Нет, иное мешало игривым мыслям. Дружка своего, Андрея Прокофьича, не мог забыть старик. С малых лет дружили, вместе к ладожским добытчикам Твердюковым дошли, когда лет по шестнадцати, по семнадцати стукнуло; вместе батрачили. А особенно сдружились, не на жизнь, а на смерть, в тот раз, когда сгинули в озере Щукин Алеша, Крохаль Егор, Данила Платов — отец Маришки, да Петр Скворцов — отец нынешнего колхозного председателя, Сергея Петровича. Вытащил Кузьма тогда Андрея из прорвы. А когда сам сдал, обмерзать начал, — грел его своим телом Андрей — наваливался, мял, на ноги ставил, тряс, по зубам двинул даже (сам потом винился), только бы не дать заснуть. Как братья–побратимы стали они с тех пор, будто в одной купели окрестились. И вот взглянет теперь Воронин на Марфу — Андрея увидит, взгрустнет, пойдет подсобит бабе. Не грубил ей никогда, прощал промашки в рыбацком деле, пререкания женские.
Марфа хотя и не злоупотребляла его уступчивостью, но все же вольней других держалась с крутым звеноводом.
— Что ж ты, Кузьма Ипатьич, не согласился? — сказала она и теперь, широко загребая веслом в паре с Константином Мазиным. — Взял бы сынок твой нас на буксир, мигом бы в Набатове были.
Воронин молча разглядывал далекие звонницы, щурил глаза, будто определял расстояние до берега. А сам думал: «Как–то у Алешки с добычей?

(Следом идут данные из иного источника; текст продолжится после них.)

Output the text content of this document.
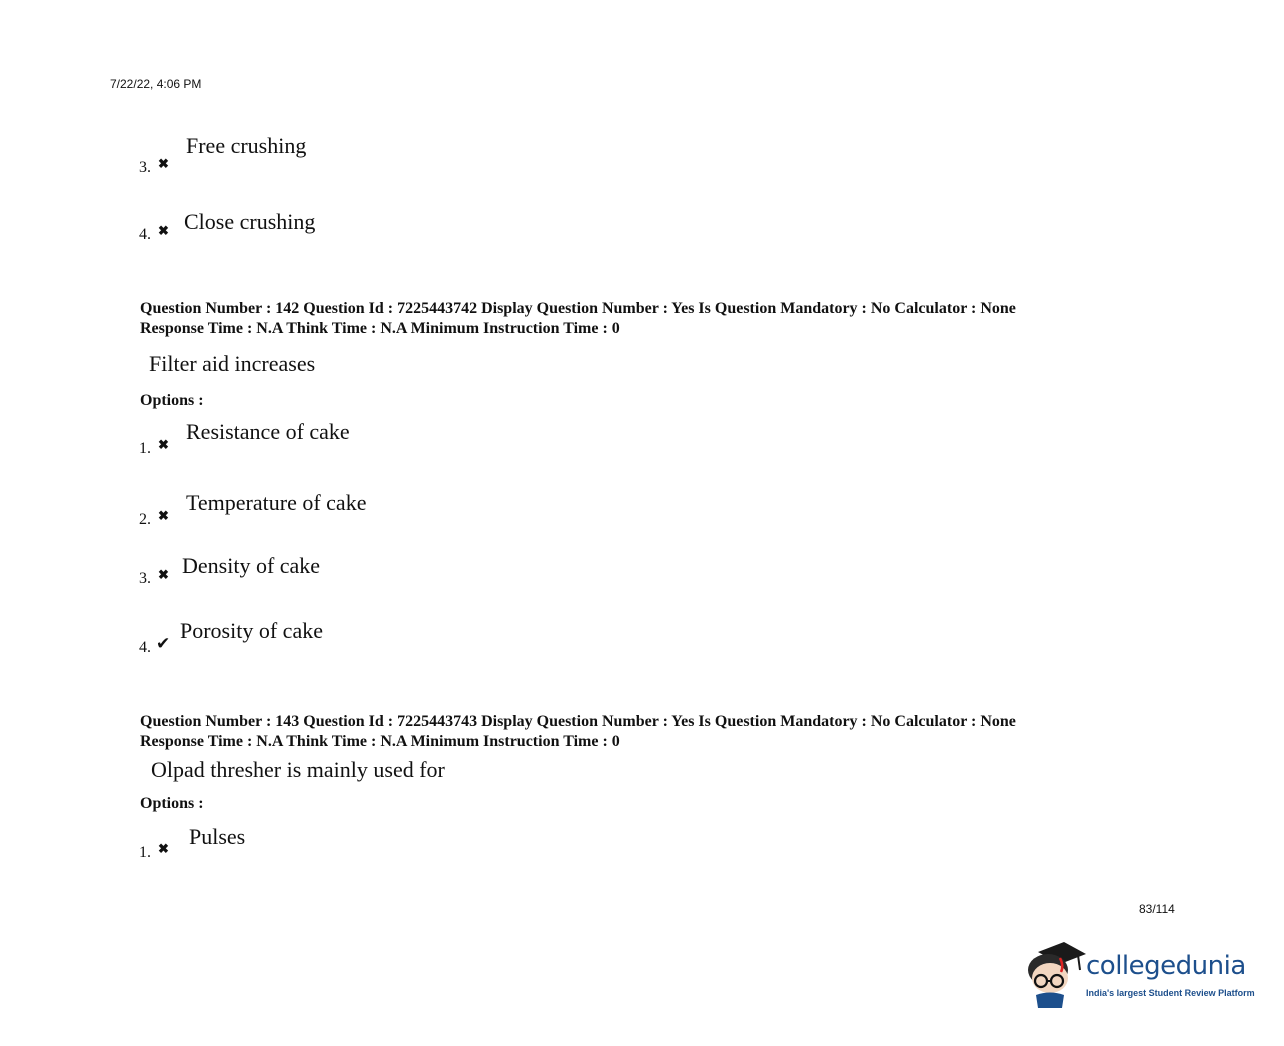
7/22/22, 4:06 PM
3. ✖
Free crushing
4. ✖ Close crushing
Question Number : 142 Question Id : 7225443742 Display Question Number : Yes Is Question Mandatory : No Calculator : None
Response Time : N.A Think Time : N.A Minimum Instruction Time : 0
Filter aid increases
Options :
1. ✖
Resistance of cake
2. ✖
Temperature of cake
3. ✖ Density of cake
4. ✔
Porosity of cake
Question Number : 143 Question Id : 7225443743 Display Question Number : Yes Is Question Mandatory : No Calculator : None
Response Time : N.A Think Time : N.A Minimum Instruction Time : 0
Olpad thresher is mainly used for
Options :
1. ✖ Pulses
83/114
collegedunia
India's largest Student Review Platform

Тоже пустой или на его миноносце, хочешь не хочешь, с рыбой будешь?..»
За звеньевого Марфе ответил Мазин.
— Вот и видать, что ты баба, хотя и мужицкие порты носишь, — сказал он, не прекращая движения веслом. — «Буксир, буксир»!.. Собственное рассуждение в человеке должно быть. За буксир этот ухватишься — глядишь, и в лужу въехал. Соображай!
В разговор вступил дед Антоша Луков:
— Не ищи где легче, ищи где честней. Иной — он всю жизнь на буксире волокется. А почему? За легкостью гнался! Да и приобвык к ней, на себя надёжу потерял. Вот как! Смекаешь?
Но Марфа так и не поняла туманных рассуждений мужиков. Ей понятно было лишь одно: прими они буксир, предложенный Алексеем Ворониным, они бы раз в шесть скорей добрались до дома, не били бы зря и так в кровь до коросты разбитые веслами ладони, не жарились бы еще три часа на солнце.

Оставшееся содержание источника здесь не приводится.